The last ten days has been very strange. It’s a waiting game. It was about then that my dad sent a text message to Helen Keller, John Wayne, Uncle Jesse, and Mamaw that said he is number one on the transplant list for his blood type. You would think we would be happy to hear that news, after all these years of his being sick and now having such tough year. But when I got the news I cried like a baby.
There’s something strange about knowing that in order for your loved one to live, someone else must die. I told My Friend the other day that I feel like a circling vulture. I know what it’s like to lose someone. One of the closest people in my life. I would have done anything to save her. And now, somewhere, there is someone praying that their mom, dad, brother, sister, niece or nephew will live. At the same time I pray my dad can live. Both of our prayers can’t be answered at the same time. My friend told me I was looking at things the wrong way, that if someone were to die it’s noble and unselfish for them to be willing to give life to another. And he’s right. I absolutely know he is. And I’m incredibly thankful for people and their families who give the gift of life. But my heart also grieves for them because I know the loss they face.

The other reason I was crying is that the only way to get a liver out of someone else and into my dad is a surgery. Not a revelation, right? But when your mom just died in February as a complication of surgery, you look at the risks of anesthesia and cutting and sewing a little differently. I know it’s neurotic but I just keep coming back to it. The last time my dad was admitted for an infection in his belly I wasn’t able to stay with him and I was terrified up until the moment he got back in the car. I want to protect him and control everything around him that could possibly impact his life, and I can’t. In reality I know that I have no control over anything, but when I’m able to hover I feel more secure. I can’t hover in an operating room.
So what’s a family to do while we wait for a liver?






We move my dad into his condo. And we have a social-distancing baby shower for Helen Keller. We go on date nights, and we watch Twilight movies, and we go swimming at Uncle Jesse’s house. We (OK I) read books that help me understand why I struggle so much with anger and fear and resentment lately. And other books that make me laugh, or gross me out, but ultimately keep me distracted. Pick up overtime at work to keep my mind busy. I write letters to my mom, and I find joy in the little things like my kids and iced coffee and Christina Yang. And Other Half figures out how to calm the madness when it gets out of hand. I go to Krispy Kreme when the hot and now sign is on, and I try to figure out how in the world I’m supposed to be as good at getting my dad safely through all of this as my mom would have been. How any of us are supposed to make it through this at all without her.

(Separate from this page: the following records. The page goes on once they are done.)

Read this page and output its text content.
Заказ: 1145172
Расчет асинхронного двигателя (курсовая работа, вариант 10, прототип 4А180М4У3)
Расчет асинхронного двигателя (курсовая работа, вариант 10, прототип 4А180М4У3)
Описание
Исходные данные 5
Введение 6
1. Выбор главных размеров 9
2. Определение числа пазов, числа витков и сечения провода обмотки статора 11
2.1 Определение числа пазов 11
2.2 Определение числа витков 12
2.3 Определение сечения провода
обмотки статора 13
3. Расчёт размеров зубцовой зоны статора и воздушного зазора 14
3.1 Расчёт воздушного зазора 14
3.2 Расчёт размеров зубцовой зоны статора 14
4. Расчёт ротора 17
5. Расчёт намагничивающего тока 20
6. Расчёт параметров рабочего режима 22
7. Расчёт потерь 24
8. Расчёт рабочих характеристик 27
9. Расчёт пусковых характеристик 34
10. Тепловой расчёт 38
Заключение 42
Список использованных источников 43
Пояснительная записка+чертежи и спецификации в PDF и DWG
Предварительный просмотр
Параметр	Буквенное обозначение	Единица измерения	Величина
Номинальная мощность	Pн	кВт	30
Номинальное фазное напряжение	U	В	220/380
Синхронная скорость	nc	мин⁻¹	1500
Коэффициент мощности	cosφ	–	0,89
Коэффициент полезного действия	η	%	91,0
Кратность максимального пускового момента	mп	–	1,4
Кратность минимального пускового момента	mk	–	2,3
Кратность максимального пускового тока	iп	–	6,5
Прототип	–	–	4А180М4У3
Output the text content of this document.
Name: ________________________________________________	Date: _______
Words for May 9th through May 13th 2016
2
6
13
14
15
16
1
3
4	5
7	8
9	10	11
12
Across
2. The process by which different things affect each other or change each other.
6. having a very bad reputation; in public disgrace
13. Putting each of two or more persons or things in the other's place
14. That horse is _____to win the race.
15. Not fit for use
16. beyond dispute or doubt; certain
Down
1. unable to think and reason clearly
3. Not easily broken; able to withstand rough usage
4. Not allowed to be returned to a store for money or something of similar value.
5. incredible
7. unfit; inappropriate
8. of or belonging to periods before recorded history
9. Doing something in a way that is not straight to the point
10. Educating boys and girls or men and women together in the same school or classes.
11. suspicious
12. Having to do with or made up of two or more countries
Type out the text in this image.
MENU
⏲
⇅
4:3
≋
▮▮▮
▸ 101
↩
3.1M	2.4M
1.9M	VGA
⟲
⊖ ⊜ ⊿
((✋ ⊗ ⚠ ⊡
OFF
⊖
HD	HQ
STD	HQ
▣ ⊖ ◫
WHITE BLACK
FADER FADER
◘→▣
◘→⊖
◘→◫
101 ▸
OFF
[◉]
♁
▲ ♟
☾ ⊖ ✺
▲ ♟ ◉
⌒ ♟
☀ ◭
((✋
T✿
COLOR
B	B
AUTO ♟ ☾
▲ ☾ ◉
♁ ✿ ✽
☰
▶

I snapped this photo of my dad at the baby shower. He’s holding his favorite drink. Cherry Lemon Sun Drop. I remember going to his first few transplant appointments with him and my mom. They were terrifying. Descriptions of ventilators and central lines and incisions as long as your forearm. After hearing all of this, my mom and I were nearly sick at the prospect of what was coming. My dad was fine. Not a single reaction. Until we met with the nurse, who is the transplant coordinator, and she told him that after transplant he has to permanently give up Sun Drop and any other drink that contains grapefruit juice because it interacts with his anti-rejection medications. That’s when he finally reacted. “Like never?” “Never,” she said. That elicited a deep breath, the only reaction any of us have seen.
And so now, as I go to work in the mornings I wonder if today will be the day. As I lay down to sleep at night I wonder if the phone will ring in the middle of the night telling me it’s time to go. Before we make any plans I calculate how long it would take me to get back home, and make sure we would be within the 3 hour window of getting my dad to the hospital in time. It’s sort of like waiting on labor to start, or hoping that you’ll get accepted into NP school. You know the time is coming, but you don’t know when, and so you live your life somewhere between taking slow deep breaths and holding your breath.
It’s exciting and terrifying and hopeful and scary. It’s the very definition of facing the unknown. It’s teaching me things about myself that I didn’t know, and it’s forcing me to live in the moment and not worry so much about things I can’t control. But I think to make everything less intimidating, I’m going to stop thinking of it as waiting for a transplant, and start thinking of it as the last time my dad can have Sun Drop. Apparently they are both equally life changing in his eyes.